Perbedaan Model Sugeno dan Tsukamoto
1.
Karakteristik
Output:
·
Model
Sugeno: Menghasilkan keluaran yang bersifat krisp atau tegas, yaitu nilai
numerik konkret. Outputnya adalah variabel numerik yang jelas dan tegas.
·
Model
Tsukamoto: Menghasilkan keluaran yang bersifat fuzzy, yaitu variabel fuzzy
dengan distribusi keanggotaan. Outputnya memberikan gambaran tingkat
keanggotaan pada setiap himpunan fuzzy.
2.
Fungsi
Output:
·
Model
Sugeno: Fungsi outputnya bersifat linier. Setiap aturan menyumbang secara
linier terhadap nilai output.
·
Model
Tsukamoto: Fungsi outputnya dapat bersifat nonlinier. Distribusi keanggotaan
variabel output dapat menggambarkan karakteristik nonlinier.
3.
Formulasi
Aturan:
·
Model
Sugeno: Aturan-aturan dinyatakan dalam bentuk "IF-THEN" dengan bagian
konklusi THEN berupa nilai numerik konkret.

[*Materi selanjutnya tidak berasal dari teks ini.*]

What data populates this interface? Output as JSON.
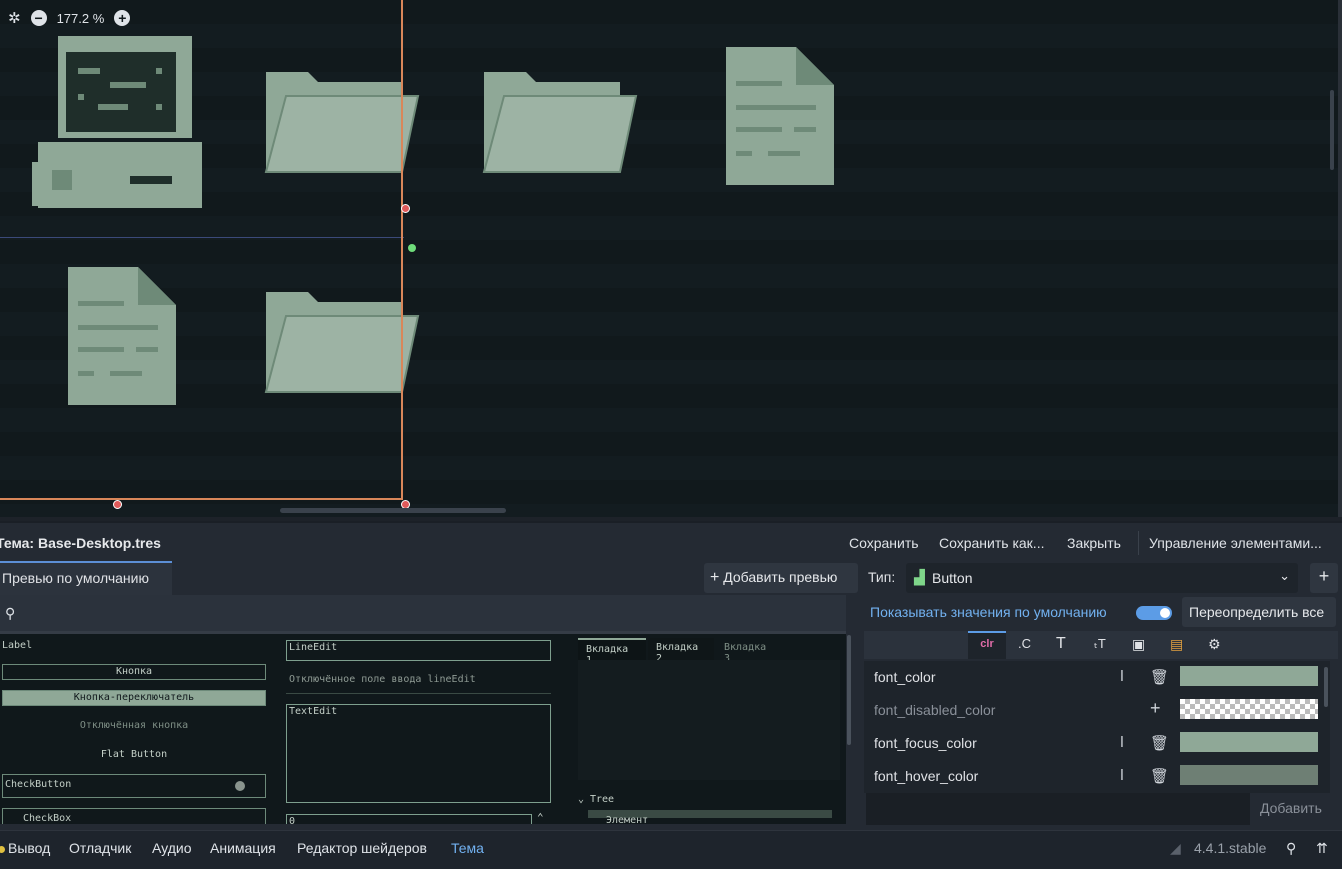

· Model Tsukamoto: Aturan-aturan juga dinyatakan dalam bentuk "IF-THEN", tetapi bagian konklusi THEN berupa variabel fuzzy dengan distribusi keanggotaan.
4.
Konteks
Aplikasi:
·
Model
Sugeno: Sering digunakan dalam konteks sistem pengendalian di mana output yang
jelas dan tegas diperlukan.
·
Model
Tsukamoto Sering digunakan dalam konteks pengambilan keputusan di mana output
yang bersifat fuzzy memberikan ketelitian dan adaptabilitas yang diperlukan
dalam situasi ketidakpastian.
Persamaan Model Sugeno dan Tsukamoto
1. Kontrol dan Pengambilan Keputusan
Kedua model dapat diterapkan dalam pengendalian sistem
dan pengambilan keputusan, meskipun preferensi penggunaan tergantung pada
kebutuhan spesifik aplikasi.
2. Fokus pada Variable Linguistik
Keduanya berfokus pada pemodelan variabel linguistik,
di mana nilai numerik diterjemahkan ke dalam himpunan fuzzy dengan fungsi
keanggotaan.
3. Menggunakan Inferensi Fuzzy
Baik Model Sugeno maupun Model Tsukamoto melibatkan
inferensi fuzzy untuk menentukan tingkat keanggotaan variabel input terhadap
himpunan fuzzy.
4. Menggunakan Aturan "IF-THEN"
Kedua model memanfaatkan aturan fuzzy dalam bentuk
"IF-THEN" untuk menyatakan hubungan antara variabel input dan output.
5. Menggunakan Fungsi Keanggotaan
Keduanya menggunakan fungsi keanggotaan untuk
menggambarkan sejauh mana suatu nilai input termasuk dalam himpunan fuzzy.
6. Fleksibilitas dalam Pemodelan Sistem
Keduanya memberikan fleksibilitas dalam pemodelan
sistem dan memungkinkan integrasi pengetahuan manusia ke dalam suatu sistem.